If Illinois were a business, it would be out of business, Dan Donnelly contends.
Donnelly, a Democrat who recently launched his campaign to replace Robert Martwick Sr. as Norwood Park Township committeeman, told the North Cook News that a gas tax hidden in the new state budget demanding more money from taxpayers is out of line.
“No private business could simply raise prices on consumers anytime they felt the need to,” he said. “There has to be a better and more efficient way of doing government. For anyone else, that would mean the end of their business, because people would just stop dealing with the headache.”
Dan Donnelly and family
Illinois gas prices are expected to rise by as much as 5 cents per gallon after the budget allowed the expiration of a 20-percent sales tax credit that was granted to wholesalers for unleaded gas mixed with ethanol.
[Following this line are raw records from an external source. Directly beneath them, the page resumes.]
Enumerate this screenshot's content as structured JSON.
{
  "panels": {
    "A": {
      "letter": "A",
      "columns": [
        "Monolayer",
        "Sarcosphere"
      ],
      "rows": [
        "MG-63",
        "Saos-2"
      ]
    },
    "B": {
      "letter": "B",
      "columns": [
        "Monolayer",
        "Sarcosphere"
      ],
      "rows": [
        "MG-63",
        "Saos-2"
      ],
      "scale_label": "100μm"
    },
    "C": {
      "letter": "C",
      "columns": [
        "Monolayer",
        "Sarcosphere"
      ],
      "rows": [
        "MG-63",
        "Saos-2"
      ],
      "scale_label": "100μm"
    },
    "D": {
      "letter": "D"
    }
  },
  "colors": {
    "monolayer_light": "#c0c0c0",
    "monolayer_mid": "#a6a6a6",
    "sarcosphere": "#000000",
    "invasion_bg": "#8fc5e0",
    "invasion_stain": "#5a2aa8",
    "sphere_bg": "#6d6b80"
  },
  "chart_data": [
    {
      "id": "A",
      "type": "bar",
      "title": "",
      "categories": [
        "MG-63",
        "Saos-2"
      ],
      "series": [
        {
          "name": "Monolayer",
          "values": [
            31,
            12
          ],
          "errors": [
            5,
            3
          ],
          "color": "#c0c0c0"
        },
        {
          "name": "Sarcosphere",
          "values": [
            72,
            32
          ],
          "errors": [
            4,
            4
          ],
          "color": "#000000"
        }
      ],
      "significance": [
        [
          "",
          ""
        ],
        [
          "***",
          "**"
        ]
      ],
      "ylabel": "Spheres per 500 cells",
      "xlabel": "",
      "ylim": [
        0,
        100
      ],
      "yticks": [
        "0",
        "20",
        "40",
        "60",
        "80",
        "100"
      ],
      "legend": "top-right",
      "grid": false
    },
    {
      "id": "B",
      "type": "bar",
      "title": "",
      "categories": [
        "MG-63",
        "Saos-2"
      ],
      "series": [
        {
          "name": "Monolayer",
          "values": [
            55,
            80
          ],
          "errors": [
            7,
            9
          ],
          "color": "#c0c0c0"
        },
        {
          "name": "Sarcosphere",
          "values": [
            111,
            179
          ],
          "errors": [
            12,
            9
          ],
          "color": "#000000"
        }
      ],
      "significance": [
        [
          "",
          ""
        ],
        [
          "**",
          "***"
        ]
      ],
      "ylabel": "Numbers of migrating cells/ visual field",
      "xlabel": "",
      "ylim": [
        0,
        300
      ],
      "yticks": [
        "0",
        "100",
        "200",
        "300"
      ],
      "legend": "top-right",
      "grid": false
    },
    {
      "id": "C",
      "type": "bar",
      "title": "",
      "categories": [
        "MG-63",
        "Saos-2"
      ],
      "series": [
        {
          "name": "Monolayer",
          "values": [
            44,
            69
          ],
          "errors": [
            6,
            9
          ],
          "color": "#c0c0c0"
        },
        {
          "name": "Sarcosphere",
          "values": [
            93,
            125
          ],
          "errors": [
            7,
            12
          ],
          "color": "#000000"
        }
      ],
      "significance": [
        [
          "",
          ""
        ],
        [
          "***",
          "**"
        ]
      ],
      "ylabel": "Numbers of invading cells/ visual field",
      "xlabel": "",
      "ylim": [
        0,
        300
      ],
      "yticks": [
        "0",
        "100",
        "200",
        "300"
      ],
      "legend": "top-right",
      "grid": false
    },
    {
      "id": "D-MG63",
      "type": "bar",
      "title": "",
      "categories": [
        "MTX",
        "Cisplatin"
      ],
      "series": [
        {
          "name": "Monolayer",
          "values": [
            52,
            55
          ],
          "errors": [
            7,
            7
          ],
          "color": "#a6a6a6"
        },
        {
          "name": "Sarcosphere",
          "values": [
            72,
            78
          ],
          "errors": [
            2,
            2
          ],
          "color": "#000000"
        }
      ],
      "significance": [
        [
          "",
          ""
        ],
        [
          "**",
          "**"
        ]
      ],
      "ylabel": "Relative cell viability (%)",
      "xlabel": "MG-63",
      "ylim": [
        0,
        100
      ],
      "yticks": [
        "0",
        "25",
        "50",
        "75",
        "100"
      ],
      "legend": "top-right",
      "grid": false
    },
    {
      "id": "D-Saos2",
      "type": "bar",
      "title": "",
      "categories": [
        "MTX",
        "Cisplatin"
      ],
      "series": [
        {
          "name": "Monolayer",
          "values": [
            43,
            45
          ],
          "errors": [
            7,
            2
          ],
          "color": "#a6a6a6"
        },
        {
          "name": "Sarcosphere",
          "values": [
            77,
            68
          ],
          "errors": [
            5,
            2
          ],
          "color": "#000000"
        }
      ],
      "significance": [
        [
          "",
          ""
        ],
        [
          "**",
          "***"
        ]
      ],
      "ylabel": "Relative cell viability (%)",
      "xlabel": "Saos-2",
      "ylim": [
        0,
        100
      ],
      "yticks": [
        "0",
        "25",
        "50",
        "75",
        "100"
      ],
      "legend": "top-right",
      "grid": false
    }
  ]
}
In Chicago, gas prices are already 44 cents higher than the national average.
Overall, the new tax is expected to generate approximately $95 million for the state, though none of that money is earmarked for much-needed repairs to crumbling roads.
With the tax officially being considered a sales tax, the money will instead be deposited into the state's general fund.
“Taxpayers can’t afford another tax,” Donnelly said. “It’s hard enough as it is. Nowadays, you already have to have both parents in a household working just to have a chance at maintaining the home. People are absolutely taxed to the max.”
Donnelly said he gained a measure of encouragement in the way taxpayers recently came together to fight for the repeal of the Cook County penny-per-ounce sweetened beverage tax.
“I was against the soda tax 150 percent, and I knew people would come together against it,” he said. “No one in their right mind would back that tax – only people who had some sort of hidden agenda. All that talk about it being for health reasons was just that. That was a pure case of a money grab.”